Tim Darcy‘s main outfit, Ought, has already established a reputation as being one of Canadian music’s most adventurous bands. As a solo artist, would he expand upon his band’s experimentalism or pursue a more linear, sonic path? The answer lies somewhere in-between on his eye-opening debut album, Saturday Night.
A more apt description of Saturday Night is that it is a microcosm of the vast influences that have guided Darcy’s solo and band work to date. The result is an album that is far from linear, but rather it is filled with surprises. At times, Darcy offers songs that are bold and refreshing, expansive and innovative. Other moments feel familiar as the Montreal-based songwriter takes on the classics. From SUUNS to Leonard Cohen, Elvis Presley to Patsy Cline, and, of course, Ought, the album is wrought with music from the past five decades.
Saturday Night launches with the first of many surprises with “Tall Glass of Water”, a toe-tapping, rockabilly number that echoes Marlon Williams’ reinvention of the genre. Despite the catchy rock ‘n roll, Darcy’s songwriting chops are the star, as the song is filled with clever lyrics and allegory, such as:
If at the end of the river, there is more river, would you dare to swim again?
Yes, surely I will stay, and I am not afraid. I went under once, I’ll go under once again.

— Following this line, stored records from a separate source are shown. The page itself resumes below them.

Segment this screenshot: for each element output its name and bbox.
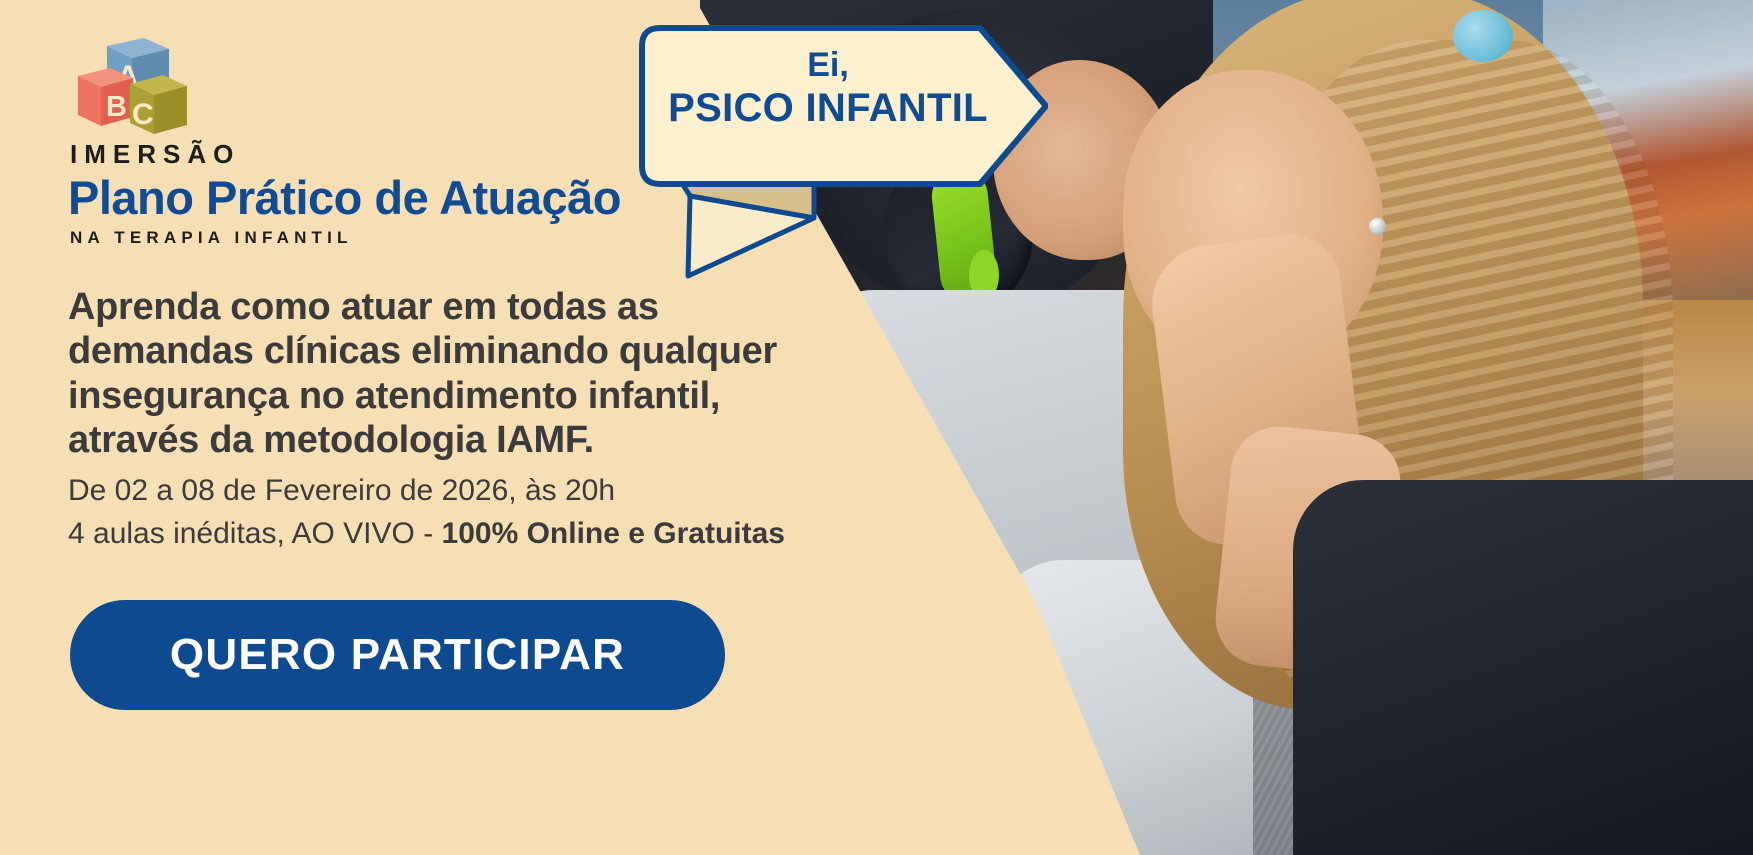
girl-hair-clip <box>1453 10 1513 62</box>
quero-participar-button[interactable]: QUERO PARTICIPAR <box>70 600 725 710</box>
pitch-line: Aprenda como atuar em todas as <box>68 285 828 329</box>
page-title: Plano Prático de Atuação <box>68 170 621 225</box>
pitch-line: através da metodologia IAMF. <box>68 418 828 462</box>
speech-bubble <box>628 18 1048 288</box>
girl-shirt <box>1293 480 1753 855</box>
page-subtitle: NA TERAPIA INFANTIL <box>70 228 353 248</box>
pitch-line: insegurança no atendimento infantil, <box>68 374 828 418</box>
schedule-date: De 02 a 08 de Fevereiro de 2026, às 20h <box>68 470 968 513</box>
cta-label: QUERO PARTICIPAR <box>170 630 625 680</box>
girl-earring <box>1369 218 1386 235</box>
bubble-body <box>642 28 1046 184</box>
eyebrow-imersao: IMERSÃO <box>70 139 240 170</box>
abc-blocks-logo: A B C <box>70 30 188 135</box>
schedule-text: De 02 a 08 de Fevereiro de 2026, às 20h … <box>68 470 968 555</box>
schedule-classes-highlight: 100% Online e Gratuitas <box>442 517 785 550</box>
svg-text:B: B <box>106 91 127 123</box>
schedule-classes-prefix: 4 aulas inéditas, AO VIVO - <box>68 517 442 550</box>
promo-banner: A B C IMERSÃO Plano Prático de Atuação N… <box>0 0 1753 855</box>
svg-text:C: C <box>132 98 154 131</box>
block-c-olive: C <box>130 75 187 134</box>
block-b-red: B <box>78 68 133 126</box>
pitch-line: demandas clínicas eliminando qualquer <box>68 329 828 373</box>
schedule-classes: 4 aulas inéditas, AO VIVO - 100% Online … <box>68 513 968 556</box>
pitch-text: Aprenda como atuar em todas as demandas … <box>68 285 828 463</box>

“You Felt Comfort” builds on on the album’s opener, offering another upbeat, classic tune. The warm “Still Waking Up”, meanwhile, has the introspective pensiveness of Julia Jacklin’s country-folk ballads. It is also the first song where Darcy’s vocals are the highlight, as he reaches a Roy Orbison-level in his crooning. The song is worth a double take to breathe in the song’s intimacy and appreciate Darcy’s vocal prowess. It is on the stunning “What’d You Release?”, however, where Darcy shines vocally and lyrically. The song is truly a stunning number and arguably Darcy’s masterpiece. The song then seamlessly builds into the languid instrumental of “Beyond Me”, which mirrors the experimentalism of SUUNS and Ought.

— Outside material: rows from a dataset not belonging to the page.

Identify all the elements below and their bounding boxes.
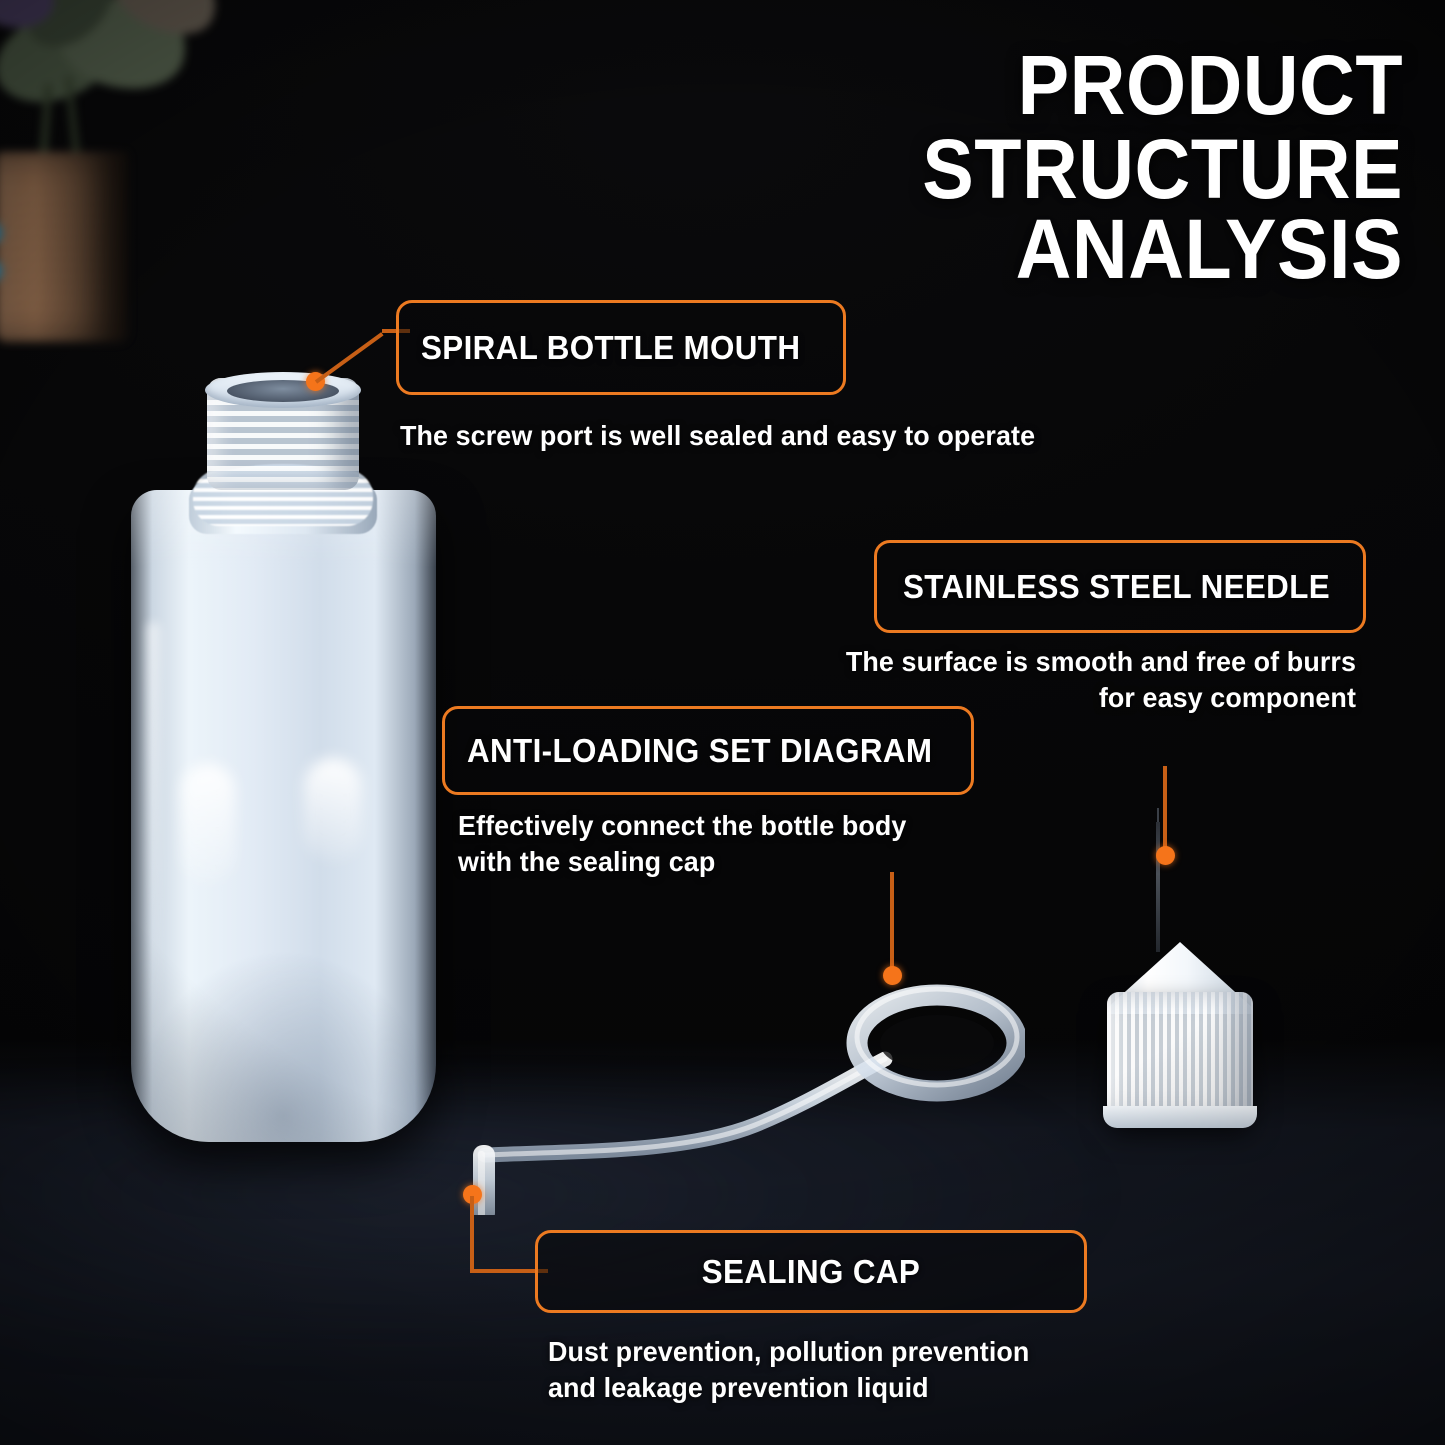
infographic-canvas: PRODUCT STRUCTURE ANALYSIS SPIRAL BOTTLE… — [0, 0, 1445, 1445]
callout-desc-line-1: Dust prevention, pollution prevention — [548, 1334, 1297, 1370]
callout-desc-line-1: The surface is smooth and free of burrs — [674, 644, 1356, 680]
leader-line-vertical-sealing-cap — [470, 1196, 474, 1273]
callout-description-anti-loading-set-diagram: Effectively connect the bottle body with… — [458, 808, 1130, 880]
callout-label-spiral-bottle-mouth: SPIRAL BOTTLE MOUTH — [421, 329, 800, 367]
title-line-2: STRUCTURE ANALYSIS — [538, 130, 1403, 290]
callout-description-spiral-bottle-mouth: The screw port is well sealed and easy t… — [400, 418, 1091, 454]
callout-dot-strap-ring — [883, 966, 902, 985]
leader-line-vertical-strap-ring — [890, 872, 894, 972]
title-line-1: PRODUCT — [538, 46, 1403, 126]
leader-line-vertical-needle — [1163, 766, 1167, 850]
callout-box-stainless-steel-needle[interactable]: STAINLESS STEEL NEEDLE — [874, 540, 1366, 633]
callout-description-sealing-cap: Dust prevention, pollution prevention an… — [548, 1334, 1297, 1406]
callout-label-anti-loading-set-diagram: ANTI-LOADING SET DIAGRAM — [467, 732, 932, 770]
page-title: PRODUCT STRUCTURE ANALYSIS — [463, 46, 1403, 289]
callout-description-stainless-steel-needle: The surface is smooth and free of burrs … — [674, 644, 1356, 716]
callout-label-sealing-cap: SEALING CAP — [702, 1253, 920, 1291]
callout-desc-line-1: Effectively connect the bottle body — [458, 808, 1130, 844]
callout-dot-needle — [1156, 846, 1175, 865]
callout-box-spiral-bottle-mouth[interactable]: SPIRAL BOTTLE MOUTH — [396, 300, 846, 395]
callout-box-anti-loading-set-diagram[interactable]: ANTI-LOADING SET DIAGRAM — [442, 706, 974, 795]
callout-desc-line-2: and leakage prevention liquid — [548, 1370, 1297, 1406]
callout-desc-line-2: with the sealing cap — [458, 844, 1130, 880]
callout-label-stainless-steel-needle: STAINLESS STEEL NEEDLE — [903, 568, 1330, 606]
callout-desc-line: The screw port is well sealed and easy t… — [400, 418, 1091, 454]
callout-box-sealing-cap[interactable]: SEALING CAP — [535, 1230, 1087, 1313]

The double-feature of “Joan Part 1, 2” is the one track that singularly bridges the classics with Darcy’s innovation. It starts off similarly as the other rockabilly songs before transgressing into a moody, dark auteur of a tune. The title track, “Saturday Night”, is similarly theatrical in its approach. It is a mix of Bowie, Cohen, and Cave in its execution and menacing approach.
“Found My Limit” is unlike the other songs on the album. It is dissonant and the harmonies are discordant, giving this song about new beginnings an eerie yet mesmerizing complexion. In many ways, the track is the anthem to Saturday Night, the anthem to Darcy himself. It is not so much Darcy saying goodbye to Ought or anyone in particular, but him welcoming a new chapter in his life. The old meets the new. The light merges with the darkness. It is Darcy bringing together all these elements and his vast influences into one impressive debut that will be discussed within music circles for weeks and months to come.